Credit Suisse claimed that its clients pulled funds in recent week at a rate that led it to breach regulatory requirements for liquidity. This underscores the impact of wild market swings on its health and social media speculation.

FINMA responded to questions about this by saying: “It is evident that a credible plan must be in place for how the buffers will be replenished within a reasonable time.”


The bank’s turnaround strategy is complicated and long-winded.

Lehmann, its chairman, wanted to get to the point. Analysts should remember its origins and return the core of our business, he said to them, referring specifically to its wealth management business.

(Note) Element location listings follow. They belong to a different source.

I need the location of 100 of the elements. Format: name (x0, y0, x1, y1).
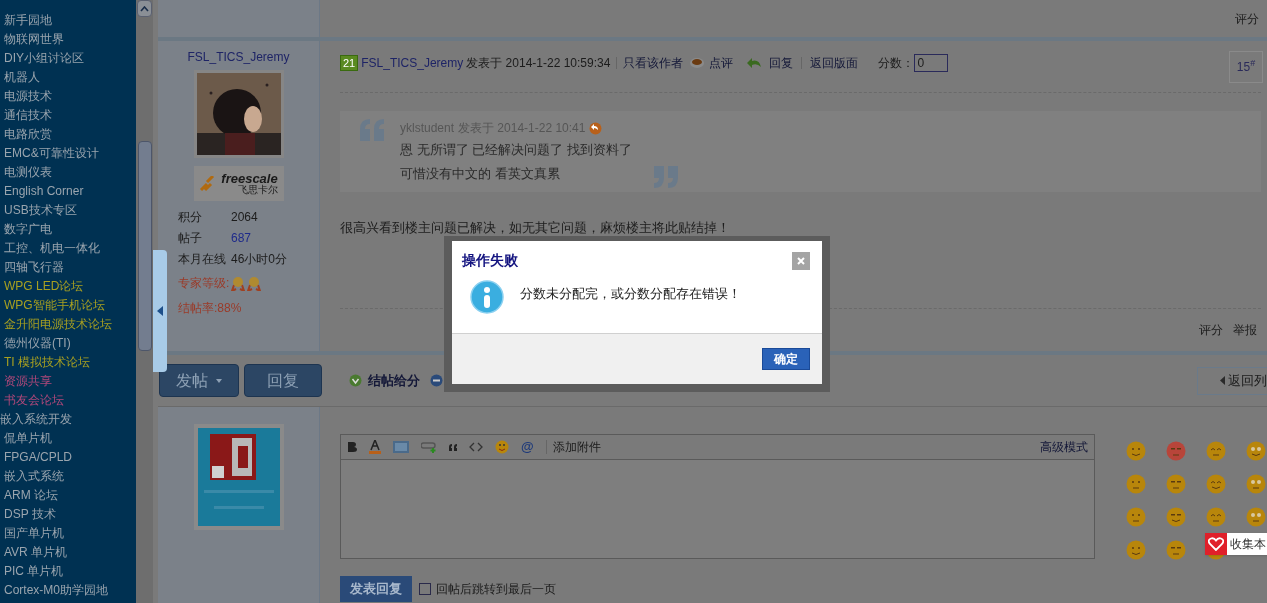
sidebar-item[interactable]: 电路欣赏 (0, 125, 136, 144)
heart-icon (1208, 537, 1224, 551)
author-link[interactable]: FSL_TICS_Jeremy (361, 54, 464, 72)
sidebar-item[interactable]: DIY小组讨论区 (0, 49, 136, 68)
reply-button[interactable]: 回复 (244, 364, 322, 397)
add-attachment-link[interactable]: 添加附件 (552, 438, 601, 456)
sidebar-item[interactable]: 金升阳电源技术论坛 (0, 315, 136, 334)
sidebar-item[interactable]: Cortex-M0助学园地 (0, 581, 136, 600)
submit-reply-button[interactable]: 发表回复 (340, 576, 412, 602)
sidebar-item[interactable]: TI 模拟技术论坛 (0, 353, 136, 372)
comment-link[interactable]: 点评 (709, 54, 734, 72)
smiley-icon (1166, 474, 1186, 494)
caret-left-icon (1220, 376, 1225, 385)
sidebar-item[interactable]: 物联网世界 (0, 30, 136, 49)
sidebar-item[interactable]: 新手园地 (0, 11, 136, 30)
quote-text: 恩 无所谓了 已经解决问题了 找到资料了 (400, 141, 632, 159)
sidebar-item[interactable]: WPG智能手机论坛 (0, 296, 136, 315)
stat-value: 46小时0分 (231, 251, 288, 268)
bold-icon[interactable] (347, 442, 357, 452)
collect-widget[interactable]: 收集本 (1205, 533, 1267, 555)
text-color-icon[interactable] (369, 440, 381, 454)
cup-icon (689, 57, 706, 69)
collapse-tab[interactable] (153, 250, 167, 372)
stat-link[interactable]: 687 (231, 229, 252, 247)
score-input[interactable]: 0 (914, 54, 949, 72)
jump-checkbox-label[interactable]: 回帖后跳转到最后一页 (436, 580, 556, 598)
sidebar-item[interactable]: 通信技术 (0, 106, 136, 125)
sidebar-item[interactable]: PIC 单片机 (0, 562, 136, 581)
stat-label: 积分 (178, 209, 203, 226)
quote-text: 可惜没有中文的 看英文真累 (400, 165, 561, 183)
link-icon[interactable] (421, 441, 437, 453)
jump-checkbox[interactable] (419, 583, 431, 595)
advanced-mode-link[interactable]: 高级模式 (1040, 438, 1088, 456)
smiley-icon (1126, 540, 1146, 560)
medal-icon (231, 275, 246, 291)
stat-label: 本月在线 (178, 251, 227, 268)
sidebar-item[interactable]: USB技术专区 (0, 201, 136, 220)
dialog-title: 操作失败 (462, 251, 518, 270)
sidebar-item[interactable]: 工控、机电一体化 (0, 239, 136, 258)
sidebar-item[interactable]: DSP 技术 (0, 505, 136, 524)
reply-arrow-icon (747, 57, 764, 69)
stat-value: 2064 (231, 209, 258, 226)
sidebar-item[interactable]: AVR 单片机 (0, 543, 136, 562)
close-icon (797, 256, 805, 265)
check-circle-icon (349, 374, 362, 387)
sidebar-item[interactable]: WPG LED论坛 (0, 277, 136, 296)
scroll-up-button[interactable] (137, 0, 152, 17)
scroll-thumb[interactable] (137, 141, 152, 351)
post-footer-link[interactable]: 举报 (1233, 321, 1257, 339)
new-post-button[interactable]: 发帖 (159, 364, 239, 397)
sidebar-item[interactable]: 资源共享 (0, 372, 136, 391)
expert-level-label: 专家等级: (178, 275, 230, 292)
sidebar-item[interactable]: 侃单片机 (0, 429, 136, 448)
smiley-icon (1126, 507, 1146, 527)
emoji-icon[interactable] (495, 440, 509, 454)
post-text: 很高兴看到楼主问题已解决，如无其它问题，麻烦楼主将此贴结掉！ (340, 219, 731, 237)
floor-number: 15$^{#}$ (1229, 51, 1263, 83)
reply-link[interactable]: 回复 (769, 54, 794, 72)
stat-label: 帖子 (178, 230, 203, 247)
smiley-icon (1206, 441, 1226, 461)
close-rate: 结帖率:88% (178, 300, 243, 317)
smiley-icon (1166, 540, 1186, 560)
smiley-icon (1206, 474, 1226, 494)
close-button[interactable] (792, 251, 810, 270)
close-reward-link[interactable]: 结帖给分 (368, 370, 420, 391)
logo-text: freescale (221, 172, 278, 185)
smiley-icon (1166, 441, 1186, 461)
sidebar-item[interactable]: 四轴飞行器 (0, 258, 136, 277)
level-badge: 21 (340, 55, 359, 71)
sidebar-item[interactable]: 嵌入系统开发 (0, 410, 136, 429)
back-to-board-link[interactable]: 返回版面 (810, 54, 859, 72)
sidebar-item[interactable]: EMC&可靠性设计 (0, 144, 136, 163)
username[interactable]: FSL_TICS_Jeremy (187, 48, 290, 66)
back-to-list-button[interactable]: 返回列 (1197, 366, 1267, 395)
sidebar-item[interactable]: FPGA/CPLD (0, 448, 136, 467)
smiley-icon (1246, 441, 1266, 461)
sidebar-item[interactable]: 书友会论坛 (0, 391, 136, 410)
smiley-icon (1126, 474, 1146, 494)
post-date: 发表于 2014-1-22 10:59:34 (466, 55, 611, 72)
smiley-icon (1246, 474, 1266, 494)
sidebar-item[interactable]: 国产单片机 (0, 524, 136, 543)
post-footer-link[interactable]: 评分 (1199, 321, 1223, 339)
sidebar-item[interactable]: 电测仪表 (0, 163, 136, 182)
minus-circle-icon (430, 374, 443, 387)
sidebar-item[interactable]: ARM 论坛 (0, 486, 136, 505)
sidebar-item[interactable]: 数字广电 (0, 220, 136, 239)
sidebar-item[interactable]: English Corner (0, 182, 136, 201)
only-author-link[interactable]: 只看该作者 (623, 54, 684, 72)
smiley-icon (1206, 507, 1226, 527)
image-icon[interactable] (393, 441, 409, 453)
info-icon (470, 280, 504, 314)
sidebar-item[interactable]: 德州仪器(TI) (0, 334, 136, 353)
sidebar-item[interactable]: 机器人 (0, 68, 136, 87)
code-icon[interactable] (469, 442, 483, 452)
smiley-icon (1126, 441, 1146, 461)
sidebar-item[interactable]: 嵌入式系统 (0, 467, 136, 486)
ok-button[interactable]: 确定 (762, 348, 810, 370)
sidebar-item[interactable]: 电源技术 (0, 87, 136, 106)
quote-icon[interactable] (449, 443, 457, 451)
rate-link[interactable]: 评分 (1235, 10, 1259, 28)
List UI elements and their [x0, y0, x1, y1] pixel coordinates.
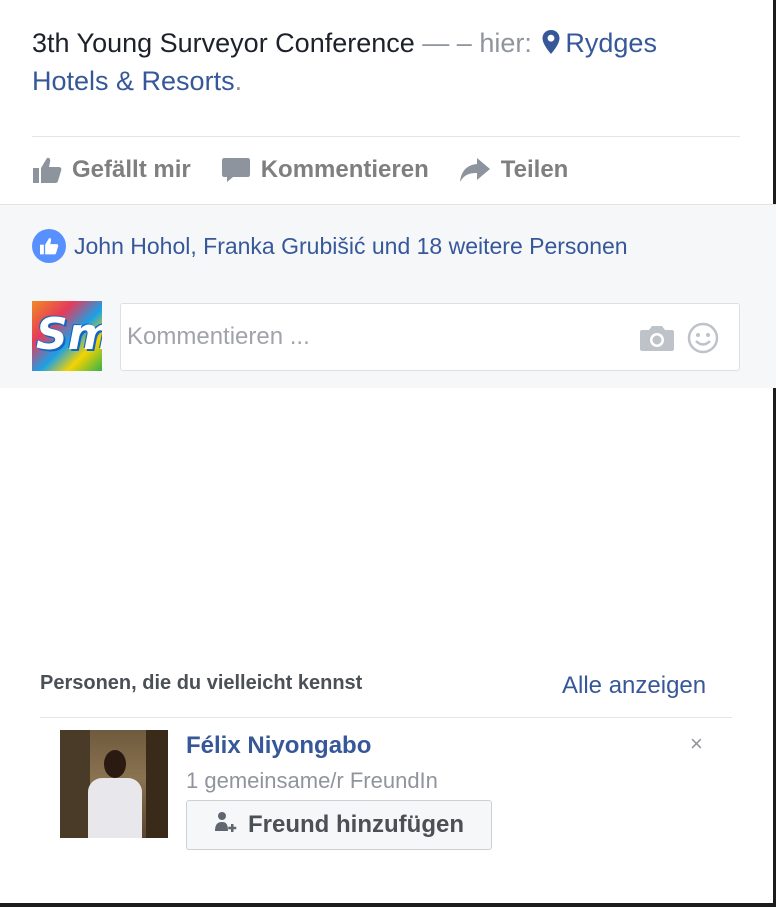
post-dashes: — –: [422, 28, 472, 58]
post-card: 3th Young Surveyor Conference — – hier: …: [0, 0, 776, 907]
share-button[interactable]: Teilen: [459, 156, 569, 184]
divider: [40, 717, 732, 718]
like-badge-icon: [32, 229, 66, 263]
person-name-link[interactable]: Félix Niyongabo: [186, 732, 371, 760]
photo-figure: [104, 750, 126, 778]
pymk-header: Personen, die du vielleicht kennst: [40, 672, 363, 694]
camera-icon[interactable]: [639, 324, 675, 357]
add-friend-label: Freund hinzufügen: [248, 811, 464, 838]
comment-button[interactable]: Kommentieren: [221, 156, 429, 184]
location-line2: Hotels & Resorts: [32, 66, 235, 96]
likes-summary[interactable]: John Hohol, Franka Grubišić und 18 weite…: [32, 229, 628, 263]
emoji-icon[interactable]: [687, 322, 719, 359]
speech-bubble-icon: [221, 156, 251, 184]
avatar-text: Sm: [36, 309, 102, 360]
share-label: Teilen: [500, 156, 569, 183]
mutual-friends: 1 gemeinsame/r FreundIn: [186, 768, 438, 793]
reactions-panel: John Hohol, Franka Grubišić und 18 weite…: [0, 204, 776, 388]
add-friend-button[interactable]: Freund hinzufügen: [186, 800, 492, 850]
likes-text: John Hohol, Franka Grubišić und 18 weite…: [74, 232, 628, 259]
thumbs-up-icon: [32, 156, 62, 184]
photo-background: [146, 730, 168, 838]
divider: [32, 136, 740, 137]
photo-figure: [88, 778, 142, 838]
comment-label: Kommentieren: [260, 156, 429, 183]
see-all-link[interactable]: Alle anzeigen: [562, 672, 706, 700]
share-arrow-icon: [459, 156, 491, 184]
action-bar: Gefällt mir Kommentieren Teilen: [32, 148, 568, 192]
add-person-icon: [214, 811, 240, 840]
post-period: .: [234, 66, 243, 96]
post-here-label: hier:: [479, 28, 532, 58]
close-icon[interactable]: ×: [690, 731, 703, 757]
avatar[interactable]: Sm: [32, 301, 102, 371]
post-title: 3th Young Surveyor Conference: [32, 28, 415, 58]
person-photo[interactable]: [60, 730, 168, 838]
like-button[interactable]: Gefällt mir: [32, 156, 191, 184]
comment-box: [120, 303, 740, 371]
like-label: Gefällt mir: [72, 156, 191, 183]
post-text: 3th Young Surveyor Conference — – hier: …: [32, 24, 744, 100]
comment-input[interactable]: [127, 318, 627, 356]
photo-background: [60, 730, 90, 838]
location-pin-icon: [541, 27, 561, 54]
location-line1: Rydges: [565, 28, 657, 58]
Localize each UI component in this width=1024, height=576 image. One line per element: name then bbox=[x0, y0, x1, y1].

The bank plans to reduce its workforce by approximately 9,000 to 43,000 by 2025 in order to recover profitability following a string of losses and scandals.

It will seperate its investment bank to create CS First Boston. This advisory firm focuses on mergers and acquisitions, and arranging deals on capital market capital markets. It intends to dispose of risky investments.

According to Jefferies analysts, the bank wants to achieve a return of tangible equity of 6% by 2025. This is a key measure for profitability and lags other banks.

The lender also received the backing of Saudi National Bank. It is majority-owned by Saudi Arabia’s government. They will invest up 1.5 billion Swiss Francs in order to acquire a stake up to 9.9%.

Harris Associates, one among the largest shareholders of the bank was optimistic and welcomed the bank’s aggressive approach to improving.

Vincent Kaufmann, head Ethos, who represents shareholders with more than 3% of Credit Suisse stock, was critical of the plan’s incompatibility and the dilution of existing shareholders.

“We are critical about the entry…of a new strategic shareholder, in view of the current value,” he stated. “The new shareholder will get nearly 10% of the capital, for 1.5 billion francs.”


The bank’s most severe crisis is over, and this latest overhaul is the third attempt by successive CEOs to turn around the group.

Lehmann said that everyone knows they need to do this right, while admitting that many were disappointed by the bank. “We must draw a clear line.”

The bank was once a symbol of Swiss reliability. However, it has suffered a series scandals that have tarnished its reputation, including an unprecedented domestic prosecution involving laundering money for criminal gangs.

The bank suffered a loss of $5.5 billion last year from the collapse of U.S. investment company Archegos. It also had to freeze $10 Billion worth supply chain finance funds linked with insolvent British financier Greensill. This highlighted the bank’s risk-management failures.

Its deepening troubles even put it on the radar for day traders this month, when a frenzy involving wild speculation about its health caused its stock price record low.

Reddit and Twitter were mostly silent on Thursday as bank shares plummeted.

Stocksak interviewed analysts and investors, who shared a sense that there was a continuing unease. One shareholder, who asked not to be named, described a “bleak picture overall”.

Chris Marinac (director of research at Janney Montgomery Scott), stated that execution of this task is dependent on economic forces beyond their control.

“If we were in great markets, you could probably give the business some benefit of doubt. It’s Fall 2022 and there is so much uncertainty, it’s really hard. Credit Suisse is swimming in this pond.